As good as Conan's slaying side is, Slomatics takes it further out and does it a tweak better. Of interest to me primarily for sharing space with the godlike Like A Kind of Matador on a split that regrettably never came to pass, the band traffics in a slow motion gruel that hearkens their Irish rock roots (the melodious harmonization of Thin Lizzy) and throws them against the belligerence of abrasive contemporaries like the Electric Wizard or Bunkur. Whatever room to breathe was afforded by Conan is completely vacuumed out by Slomatics, who erect a veritable wall of bruising distortion and thudding, aching drum terror. The vocals are an echoed out wreckage of void, a faraway cry of disgust and contempt, like the reverbations of a lunatic in the hollows of space. Slomatics favor a tongue in cheek classicism that isn't afraid to indulge in the approximation of solo guitar heroism or the grandiosity of compositional excess (again ala Thin Lizzy); somehow they're able to transform those tropes into something that sounds like it belongs in the annals of doom without taking itself so horribly serious. This isn;t suicide music or a rite of personal mourning; this is simple science fiction battle metal, the kind of call to arms that would fling you onto the nearest giant snail with halberd in hand. It's pretty fucking phenomenal.
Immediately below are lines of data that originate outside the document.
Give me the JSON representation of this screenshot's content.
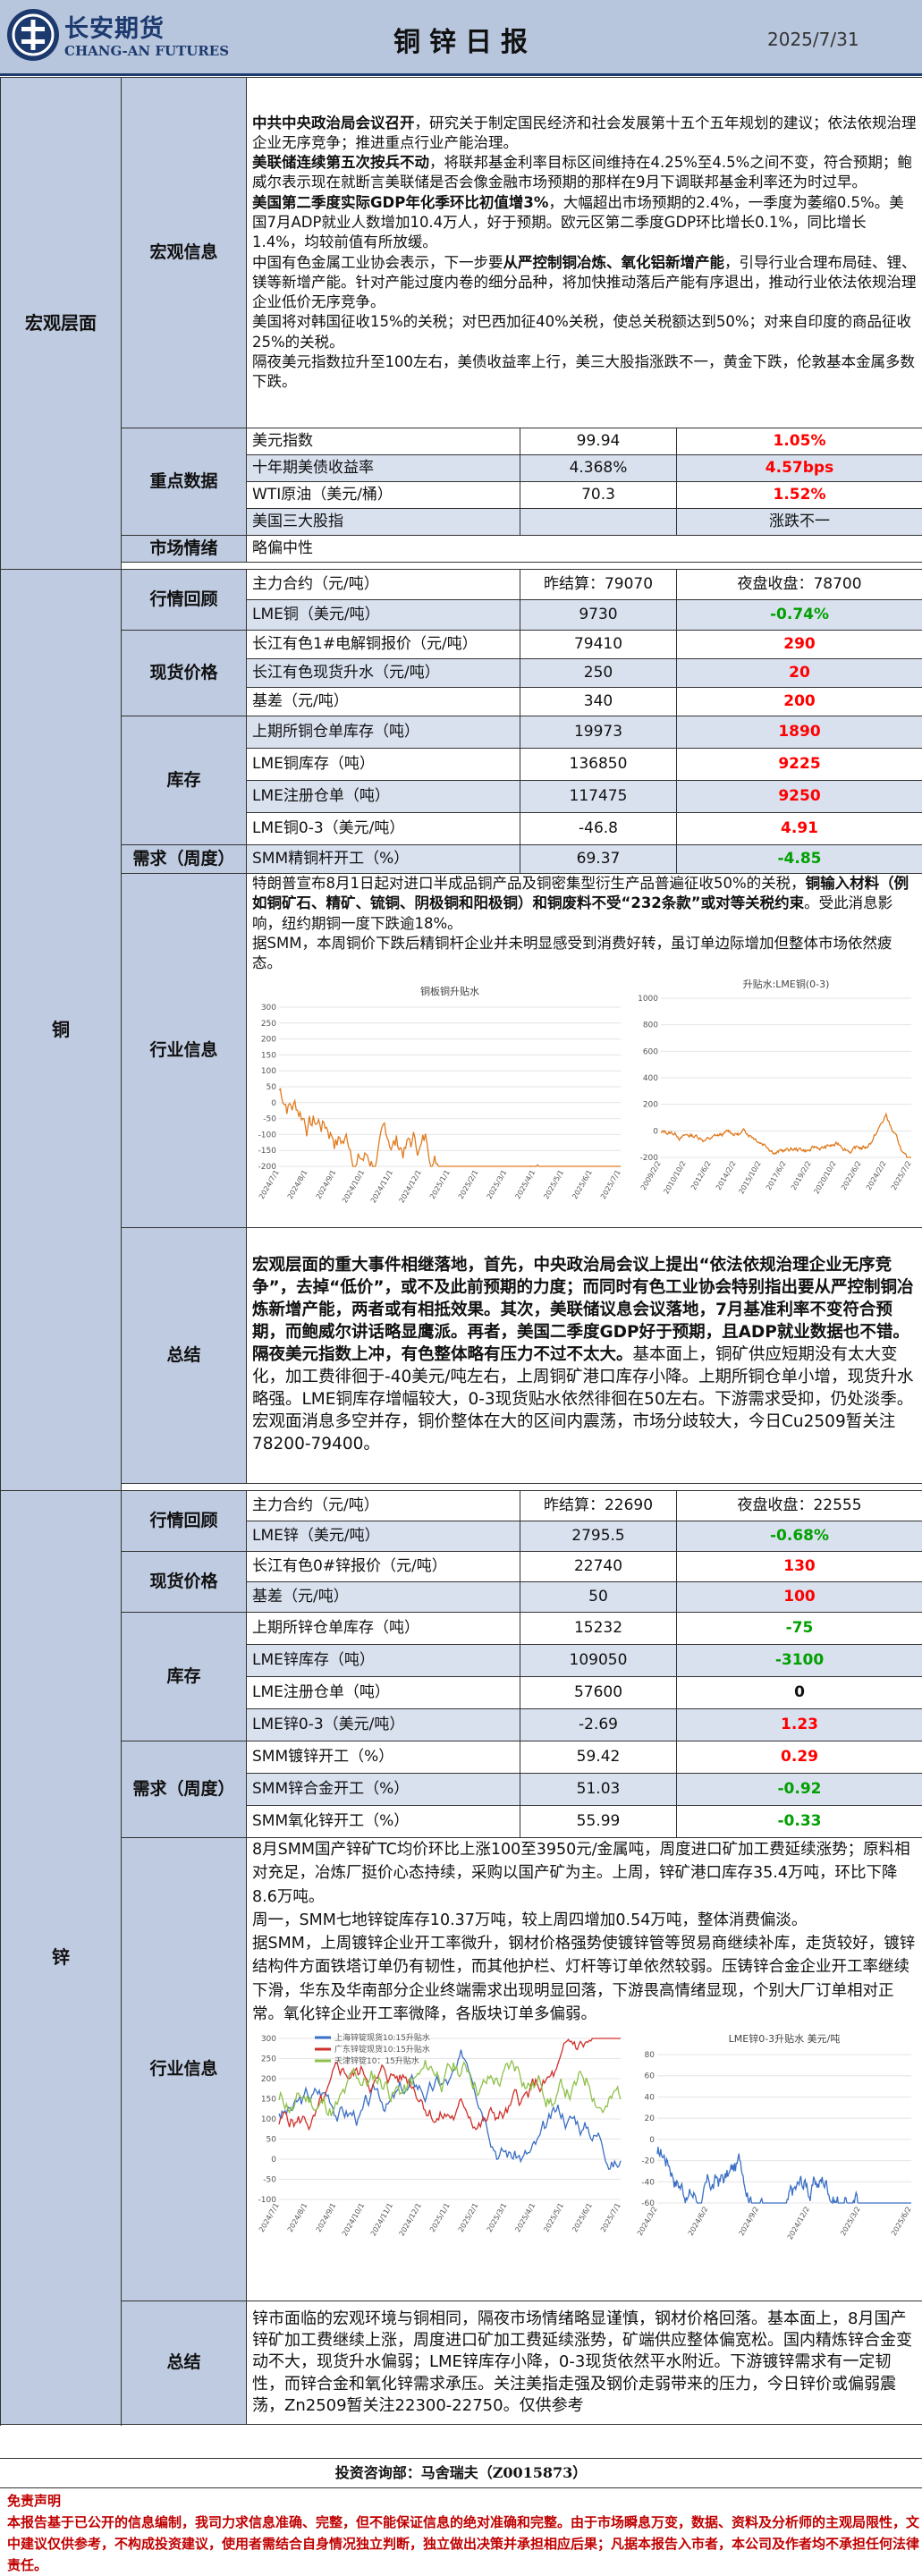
{
  "header": {
    "brand_cn": "长安期货",
    "brand_en": "CHANG-AN FUTURES",
    "title": "铜锌日报",
    "date": "2025/7/31"
  },
  "macro": {
    "section": "宏观层面",
    "news_label": "宏观信息",
    "news": [
      {
        "bold": "中共中央政治局会议召开",
        "text": "，研究关于制定国民经济和社会发展第十五个五年规划的建议；依法依规治理企业无序竞争；推进重点行业产能治理。"
      },
      {
        "bold": "美联储连续第五次按兵不动",
        "text": "，将联邦基金利率目标区间维持在4.25%至4.5%之间不变，符合预期；鲍威尔表示现在就断言美联储是否会像金融市场预期的那样在9月下调联邦基金利率还为时过早。"
      },
      {
        "bold": "美国第二季度实际GDP年化季环比初值增3%",
        "text": "，大幅超出市场预期的2.4%，一季度为萎缩0.5%。美国7月ADP就业人数增加10.4万人，好于预期。欧元区第二季度GDP环比增长0.1%，同比增长1.4%，均较前值有所放缓。"
      },
      {
        "pre": "中国有色金属工业协会表示，下一步要",
        "bold": "从严控制铜冶炼、氧化铝新增产能",
        "text": "，引导行业合理布局硅、锂、镁等新增产能。针对产能过度内卷的细分品种，将加快推动落后产能有序退出，推动行业依法依规治理企业低价无序竞争。"
      },
      {
        "text": "美国将对韩国征收15%的关税；对巴西加征40%关税，使总关税额达到50%；对来自印度的商品征收25%的关税。"
      },
      {
        "text": "隔夜美元指数拉升至100左右，美债收益率上行，美三大股指涨跌不一，黄金下跌，伦敦基本金属多数下跌。"
      }
    ],
    "key_label": "重点数据",
    "key_rows": [
      {
        "name": "美元指数",
        "value": "99.94",
        "change": "1.05%",
        "color": "red"
      },
      {
        "name": "十年期美债收益率",
        "value": "4.368%",
        "change": "4.57bps",
        "color": "red"
      },
      {
        "name": "WTI原油（美元/桶）",
        "value": "70.3",
        "change": "1.52%",
        "color": "red"
      },
      {
        "name": "美国三大股指",
        "value": "",
        "change": "涨跌不一",
        "color": "blk"
      }
    ],
    "sentiment_label": "市场情绪",
    "sentiment": "略偏中性"
  },
  "copper": {
    "section": "铜",
    "quote_label": "行情回顾",
    "quote_rows": [
      {
        "name": "主力合约（元/吨）",
        "c2": "昨结算：79070",
        "c3": "夜盘收盘：78700",
        "c3color": "blk"
      },
      {
        "name": "LME铜（美元/吨）",
        "c2": "9730",
        "c3": "-0.74%",
        "c3color": "green"
      }
    ],
    "spot_label": "现货价格",
    "spot_rows": [
      {
        "name": "长江有色1#电解铜报价（元/吨）",
        "value": "79410",
        "change": "290",
        "color": "red"
      },
      {
        "name": "长江有色现货升水（元/吨）",
        "value": "250",
        "change": "20",
        "color": "red"
      },
      {
        "name": "基差（元/吨）",
        "value": "340",
        "change": "200",
        "color": "red"
      }
    ],
    "inv_label": "库存",
    "inv_rows": [
      {
        "name": "上期所铜仓单库存（吨）",
        "value": "19973",
        "change": "1890",
        "color": "red"
      },
      {
        "name": "LME铜库存（吨）",
        "value": "136850",
        "change": "9225",
        "color": "red"
      },
      {
        "name": "LME注册仓单（吨）",
        "value": "117475",
        "change": "9250",
        "color": "red"
      },
      {
        "name": "LME铜0-3（美元/吨）",
        "value": "-46.8",
        "change": "4.91",
        "color": "red"
      }
    ],
    "demand_label": "需求（周度）",
    "demand_rows": [
      {
        "name": "SMM精铜杆开工（%）",
        "value": "69.37",
        "change": "-4.85",
        "color": "green"
      }
    ],
    "industry_label": "行业信息",
    "industry": [
      {
        "text": "特朗普宣布8月1日起对进口半成品铜产品及铜密集型衍生产品普遍征收50%的关税，",
        "bold": "铜输入材料（例如铜矿石、精矿、锍铜、阴极铜和阳极铜）和铜废料不受“232条款”或对等关税约束",
        "tail": "。受此消息影响，纽约期铜一度下跌逾18%。"
      },
      {
        "text": "据SMM，本周铜价下跌后精铜杆企业并未明显感受到消费好转，虽订单边际增加但整体市场依然疲态。"
      }
    ],
    "chart1_title": "铜板铜升贴水",
    "chart2_title": "升贴水:LME铜(0-3)",
    "chart1_xticks": [
      "2024/7/1",
      "2024/8/1",
      "2024/9/1",
      "2024/10/1",
      "2024/11/1",
      "2024/12/1",
      "2025/1/1",
      "2025/2/1",
      "2025/3/1",
      "2025/4/1",
      "2025/5/1",
      "2025/6/1",
      "2025/7/1"
    ],
    "chart2_xticks": [
      "2009/2/2",
      "2010/10/2",
      "2012/6/2",
      "2014/2/2",
      "2015/10/2",
      "2017/6/2",
      "2019/2/2",
      "2020/10/2",
      "2022/6/2",
      "2024/2/2",
      "2025/7/2"
    ],
    "chart1_yticks": [
      "300",
      "250",
      "200",
      "150",
      "100",
      "50",
      "0",
      "-50",
      "-100",
      "-150",
      "-200"
    ],
    "chart2_yticks": [
      "1000",
      "800",
      "600",
      "400",
      "200",
      "0",
      "-200"
    ],
    "summary_label": "总结",
    "summary_bold": "宏观层面的重大事件相继落地，首先，中央政治局会议上提出“依法依规治理企业无序竞争”，去掉“低价”，或不及此前预期的力度；而同时有色工业协会特别指出要从严控制铜冶炼新增产能，两者或有相抵效果。其次，美联储议息会议落地，7月基准利率不变符合预期，而鲍威尔讲话略显鹰派。再者，美国二季度GDP好于预期，且ADP就业数据也不错。隔夜美元指数上冲，有色整体略有压力不过不太大。",
    "summary_text": "基本面上，铜矿供应短期没有太大变化，加工费徘徊于-40美元/吨左右，上周铜矿港口库存小降。上期所铜仓单小增，现货升水略强。LME铜库存增幅较大，0-3现货贴水依然徘徊在50左右。下游需求受抑，仍处淡季。宏观面消息多空并存，铜价整体在大的区间内震荡，市场分歧较大，今日Cu2509暂关注78200-79400。"
  },
  "zinc": {
    "section": "锌",
    "quote_label": "行情回顾",
    "quote_rows": [
      {
        "name": "主力合约（元/吨）",
        "c2": "昨结算：22690",
        "c3": "夜盘收盘：22555",
        "c3color": "blk"
      },
      {
        "name": "LME锌（美元/吨）",
        "c2": "2795.5",
        "c3": "-0.68%",
        "c3color": "green"
      }
    ],
    "spot_label": "现货价格",
    "spot_rows": [
      {
        "name": "长江有色0#锌报价（元/吨）",
        "value": "22740",
        "change": "130",
        "color": "red"
      },
      {
        "name": "基差（元/吨）",
        "value": "50",
        "change": "100",
        "color": "red"
      }
    ],
    "inv_label": "库存",
    "inv_rows": [
      {
        "name": "上期所锌仓单库存（吨）",
        "value": "15232",
        "change": "-75",
        "color": "green"
      },
      {
        "name": "LME锌库存（吨）",
        "value": "109050",
        "change": "-3100",
        "color": "green"
      },
      {
        "name": "LME注册仓单（吨）",
        "value": "57600",
        "change": "0",
        "color": "blk"
      },
      {
        "name": "LME锌0-3（美元/吨）",
        "value": "-2.69",
        "change": "1.23",
        "color": "red"
      }
    ],
    "demand_label": "需求（周度）",
    "demand_rows": [
      {
        "name": "SMM镀锌开工（%）",
        "value": "59.42",
        "change": "0.29",
        "color": "red"
      },
      {
        "name": "SMM锌合金开工（%）",
        "value": "51.03",
        "change": "-0.92",
        "color": "green"
      },
      {
        "name": "SMM氧化锌开工（%）",
        "value": "55.99",
        "change": "-0.33",
        "color": "green"
      }
    ],
    "industry_label": "行业信息",
    "industry": [
      {
        "text": "8月SMM国产锌矿TC均价环比上涨100至3950元/金属吨，周度进口矿加工费延续涨势；原料相对充足，冶炼厂挺价心态持续，采购以国产矿为主。上周，锌矿港口库存35.4万吨，环比下降8.6万吨。"
      },
      {
        "text": "周一，SMM七地锌锭库存10.37万吨，较上周四增加0.54万吨，整体消费偏淡。"
      },
      {
        "text": "据SMM，上周镀锌企业开工率微升，钢材价格强势使镀锌管等贸易商继续补库，走货较好，镀锌结构件方面铁塔订单仍有韧性，而其他护栏、灯杆等订单依然较弱。压铸锌合金企业开工率继续下滑，华东及华南部分企业终端需求出现明显回落，下游畏高情绪显现，个别大厂订单相对正常。氧化锌企业开工率微降，各版块订单多偏弱。"
      }
    ],
    "chart3_legend": [
      "上海锌锭现货10:15升贴水",
      "广东锌锭现货10:15升贴水",
      "天津锌锭10：15升贴水"
    ],
    "chart4_title": "LME锌0-3升贴水 美元/吨",
    "chart3_yticks": [
      "300",
      "250",
      "200",
      "150",
      "100",
      "50",
      "0",
      "-50",
      "-100"
    ],
    "chart4_yticks": [
      "80",
      "60",
      "40",
      "20",
      "0",
      "-20",
      "-40",
      "-60"
    ],
    "chart3_xticks": [
      "2024/7/1",
      "2024/8/1",
      "2024/9/1",
      "2024/10/1",
      "2024/11/1",
      "2024/12/1",
      "2025/1/1",
      "2025/2/1",
      "2025/3/1",
      "2025/4/1",
      "2025/5/1",
      "2025/6/1",
      "2025/7/1"
    ],
    "chart4_xticks": [
      "2024/3/2",
      "2024/6/2",
      "2024/9/2",
      "2024/12/2",
      "2025/3/2",
      "2025/6/2"
    ],
    "summary_label": "总结",
    "summary": "锌市面临的宏观环境与铜相同，隔夜市场情绪略显谨慎，钢材价格回落。基本面上，8月国产锌矿加工费继续上涨，周度进口矿加工费延续涨势，矿端供应整体偏宽松。国内精炼锌合金变动不大，现货升水偏弱；LME锌库存小降，0-3现货依然平水附近。下游镀锌需求有一定韧性，而锌合金和氧化锌需求承压。关注美指走强及钢价走弱带来的压力，今日锌价或偏弱震荡，Zn2509暂关注22300-22750。仅供参考"
  },
  "contact": "投资咨询部：马舍瑞夫（Z0015873）",
  "disclaimer_title": "免责声明",
  "disclaimer": "本报告基于已公开的信息编制，我司力求信息准确、完整，但不能保证信息的绝对准确和完整。由于市场瞬息万变，数据、资料及分析师的主观局限性，文中建议仅供参考，不构成投资建议，使用者需结合自身情况独立判断，独立做出决策并承担相应后果；凡据本报告入市者，本公司及作者均不承担任何法律责任。",
  "colors": {
    "header_bg": "#b7c6dd",
    "section_bg": "#bfcbe0",
    "up": "#ff0000",
    "down": "#00a000",
    "navy": "#1d3a6e"
  }
}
Burning World has put together a fairly exceptional piece of work. These two bands go together, each one a perfect complement for the other. This isn't cookie-cutter musical matchmaking like so many black metal CDr atrocities; this is a well-thought out and conceived commission of work from two outer-genre doom metal revisionists. While there's enough slaughtering heaviosity here to feed a galleon of misanthropic gluttons for days, there's also a complexity, despite the instrumental minimalism, that appeals to those looking for a more intellectual approach to glacial movements. Like tar sliming down a mountainside, this shit will leave you charred and melted away. Lava flow dread and apocalyptic sludge prophesy masked as mere monochromaticism. Bathe in the lake of lack.